Behold, I will restore their captives—the captives of Sodom and her daughters, and the captives of Samaria and her daughters—and your captives shall return to you.
That you may bear your shame and be put to shame for all that you have done, when I have pacified you for all that you have done.
Your sisters Sodom and her daughters shall return to their former state, and Samaria and her daughters shall return to their former state; and you and your daughters shall return to your former state.
Then you will not bear your shame in saying before them, ‘I am more righteous than they,’ when you make your wisdom false.
Before your wickedness is uncovered—before your shame is revealed like that of the daughters of Syria and all who round about her, the daughters of the Philistines who are ashamed because of you—
you have borne your lewdness and your abominations, declares the LORD.
For thus says the Lord GOD: I will deal with you as you have done, you who have despised the oath in breaking the covenant.

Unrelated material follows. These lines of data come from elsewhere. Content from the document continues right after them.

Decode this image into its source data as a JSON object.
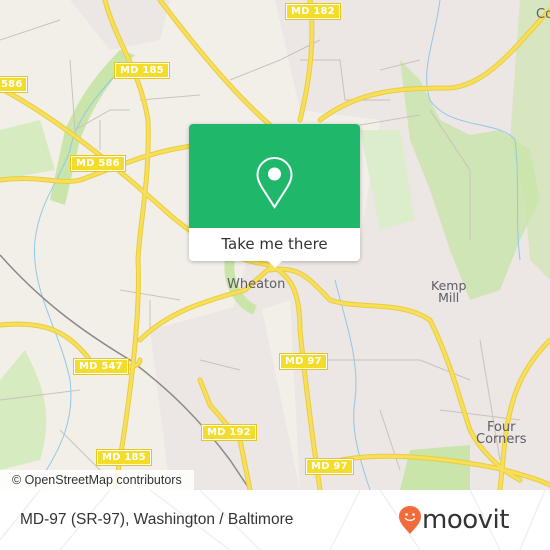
{
  "map": {
    "road_shields": [
      {
        "id": "md-182",
        "label": "MD 182"
      },
      {
        "id": "md-185-north",
        "label": "MD 185"
      },
      {
        "id": "md-586-west",
        "label": "586"
      },
      {
        "id": "md-586",
        "label": "MD 586"
      },
      {
        "id": "md-547",
        "label": "MD 547"
      },
      {
        "id": "md-97-mid",
        "label": "MD 97"
      },
      {
        "id": "md-192",
        "label": "MD 192"
      },
      {
        "id": "md-185-south",
        "label": "MD 185"
      },
      {
        "id": "md-97-south",
        "label": "MD 97"
      }
    ],
    "places": [
      {
        "id": "wheaton",
        "label": "Wheaton"
      },
      {
        "id": "kemp-mill",
        "label": "Kemp\nMill"
      },
      {
        "id": "four-corners",
        "label": "Four\nCorners"
      },
      {
        "id": "edge-label",
        "label": "Co"
      }
    ],
    "colors": {
      "land": "#f2efe9",
      "residential": "#ece6e4",
      "park": "#c9e5a9",
      "road": "#f7df5c",
      "water": "#8fc9e8"
    }
  },
  "popup": {
    "button_label": "Take me there",
    "accent_color": "#1fb86a"
  },
  "attribution": "© OpenStreetMap contributors",
  "footer": {
    "title": "MD-97 (SR-97), Washington / Baltimore",
    "brand": "moovit",
    "brand_color": "#f26b3a"
  }
}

Yet I will remember my covenant with you in the days of your youth, and I will establish for you an everlasting covenant.
Then you shall remember your ways and be ashamed when you take up your sisters—those older and those younger than you—and I give them to you as daughters, but not by my covenant.
I will establish my covenant with you, and you shall know that I am the LORD. And you shall remember and be ashamed and never open your mouth again because of your shame, when I pardon you for all that you have done, declares the Lord GOD.